Three paramedics intubate a gravely ill COVID-19 patient.
John Moore / Getty

Many of Remle Crowe’s EMT runs in rural Ohio ended with a dissatisfying reminder of her place in medicine’s hierarchy. “I would drop [patients] off at the hospital and they would disappear,” she told me. As she sped off to the next call, she’d wonder about her last pickup, and what happened to them beyond the emergency-room doors. “There was no way of knowing,” Crowe said.

For the most part, EMS providers don’t learn whether the split-second choices they make—say, whether to intubate someone—ultimately help their clients. Only about one in three EMS agencies reports having any access to electronic, patient-specific medical information. Many hospitals refuse to share any outcome data with EMS, claiming it’s a HIPAA violation (legally, it’s not). Ultimately, even in the most clear-cut of cases, if a patient dies in the ambulance, an emergency medic may not learn the cause of death, or whether there was anything they could have done differently to change the outcome. “They’re kind of flying blind,” says Michael Sayre, the medical director of Seattle’s EMS.

Leaving emergency medics out of the loop doesn’t only turn their jobs into repeated chronic cliffhangers. It also keeps them from improving the care they give to their patients, experts told me, robbing them of the opportunity to learn which of their instincts are correct and which to avoid. “Without creating this feedback loop, you really can’t get better,” Sayre says. “Of course medical errors happen because of that.

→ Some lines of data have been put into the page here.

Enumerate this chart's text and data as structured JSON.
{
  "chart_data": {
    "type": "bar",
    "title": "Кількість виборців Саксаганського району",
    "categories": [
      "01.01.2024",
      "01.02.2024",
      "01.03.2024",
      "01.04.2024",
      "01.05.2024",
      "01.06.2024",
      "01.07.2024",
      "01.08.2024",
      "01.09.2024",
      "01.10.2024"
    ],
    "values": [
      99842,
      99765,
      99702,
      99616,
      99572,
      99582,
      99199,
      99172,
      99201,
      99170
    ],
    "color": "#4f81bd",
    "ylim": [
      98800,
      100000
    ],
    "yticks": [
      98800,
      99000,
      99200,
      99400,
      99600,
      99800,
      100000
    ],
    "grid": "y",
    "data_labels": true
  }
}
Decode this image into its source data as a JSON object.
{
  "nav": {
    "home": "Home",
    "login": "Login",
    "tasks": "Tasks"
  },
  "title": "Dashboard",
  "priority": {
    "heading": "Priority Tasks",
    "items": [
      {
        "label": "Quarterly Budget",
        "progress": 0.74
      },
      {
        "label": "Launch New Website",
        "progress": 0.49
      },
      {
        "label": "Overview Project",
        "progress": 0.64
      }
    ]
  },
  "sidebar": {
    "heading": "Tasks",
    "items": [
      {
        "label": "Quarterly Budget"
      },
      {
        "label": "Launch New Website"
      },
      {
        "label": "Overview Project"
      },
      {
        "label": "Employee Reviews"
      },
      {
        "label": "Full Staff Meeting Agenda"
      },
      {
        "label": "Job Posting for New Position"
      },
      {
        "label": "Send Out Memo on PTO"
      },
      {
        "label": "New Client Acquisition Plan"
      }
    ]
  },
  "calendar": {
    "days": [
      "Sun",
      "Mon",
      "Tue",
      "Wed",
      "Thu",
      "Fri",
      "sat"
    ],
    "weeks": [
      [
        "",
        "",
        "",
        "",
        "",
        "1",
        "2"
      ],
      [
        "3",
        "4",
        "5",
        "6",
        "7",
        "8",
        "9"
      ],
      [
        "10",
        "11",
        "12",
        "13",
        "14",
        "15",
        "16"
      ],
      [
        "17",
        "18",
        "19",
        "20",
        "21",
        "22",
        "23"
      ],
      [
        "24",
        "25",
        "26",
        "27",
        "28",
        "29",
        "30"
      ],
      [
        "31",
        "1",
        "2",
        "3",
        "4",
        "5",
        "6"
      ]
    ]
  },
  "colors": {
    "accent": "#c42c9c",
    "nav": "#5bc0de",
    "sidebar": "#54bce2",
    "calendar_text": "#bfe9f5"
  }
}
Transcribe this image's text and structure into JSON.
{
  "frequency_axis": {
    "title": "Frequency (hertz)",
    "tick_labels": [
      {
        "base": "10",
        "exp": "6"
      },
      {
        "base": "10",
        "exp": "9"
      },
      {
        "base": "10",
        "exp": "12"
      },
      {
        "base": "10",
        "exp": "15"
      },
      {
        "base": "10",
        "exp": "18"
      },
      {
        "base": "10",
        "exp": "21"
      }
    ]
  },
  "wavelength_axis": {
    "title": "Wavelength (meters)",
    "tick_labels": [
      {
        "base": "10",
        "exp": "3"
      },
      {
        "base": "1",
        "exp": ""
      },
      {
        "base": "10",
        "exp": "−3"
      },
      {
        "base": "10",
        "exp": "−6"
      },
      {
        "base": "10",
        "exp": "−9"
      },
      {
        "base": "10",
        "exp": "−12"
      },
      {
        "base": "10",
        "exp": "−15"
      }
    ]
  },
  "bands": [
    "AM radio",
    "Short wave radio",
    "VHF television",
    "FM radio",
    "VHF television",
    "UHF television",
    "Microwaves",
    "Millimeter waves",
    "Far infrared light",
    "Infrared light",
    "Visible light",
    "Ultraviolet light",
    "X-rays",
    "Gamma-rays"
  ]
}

You didn’t have enough of the puzzle pieces.” Few other fields, especially in the world of medication, demand that its professionals tolerate working in a feedback-free environment. What if a chef never tasted a final dish? What if a teacher wasn’t allowed to grade tests? Would a lawyer be okay with never hearing a verdict? “If you don’t know if you’re bettering patients,” Kaczmarek said, “how do you keep coming to work?”

Some don’t. Emergency medics routinely struggle with high rates of burnout and job dissatisfaction, as well as PTSD and other mental illnesses. They are regularly bitten, punched, or otherwise assaulted by their patients, enduring a rate of occupational violence that is about 22 times higher than the average for all other U.S. workers. Altogether, the low pay, the absence of performance feedback, and the chronic mental and emotional toll “sends the message that no one cares about you and your work,” Crowe said.

The treatment of emergency medics as chauffeurs and not clinicians—as a profession of nonprofessionals—means that not enough Americans choose this career. While nurses and doctors generally stick around in the field for decades, the average age for an emergency medic is just 34, and about 80 percent leave the job after seven years or less. This affects the quality of medical care provided: Data suggest that more experienced EMS clinicians save more patients and lead to better health outcomes. Retention issues in EMS are so widespread that some states and counties are plagued by staffing shortages and, in turn, delayed emergency care. “In many places the turnover in this workforce is very high,” Sayre states. “People accumulate these mental injuries that don’t heal, and they don’t work in the field long enough to become truly excellent.”

As emergency situation medics continue to be undervalued, their work has actually never been more valuable. We needed them, and badly, during the pandemic, as 911 call volumes skyrocketed. We need them to respond to the urgent health needs of the country’s growing population of elderly people, who are more likely than in the past to suffer from several chronic conditions and take a dozen-plus prescriptions. We need them on the scene of mass shootings and drug overdoses. We need them as our planet continues to warm, leading to natural disasters, bouts of extreme weather, and infrastructure collapses. America’s health-care system ignores emergency situation medics at its own threat—and all of ours.

Jobber Wiki author Frank Long contributed to this report.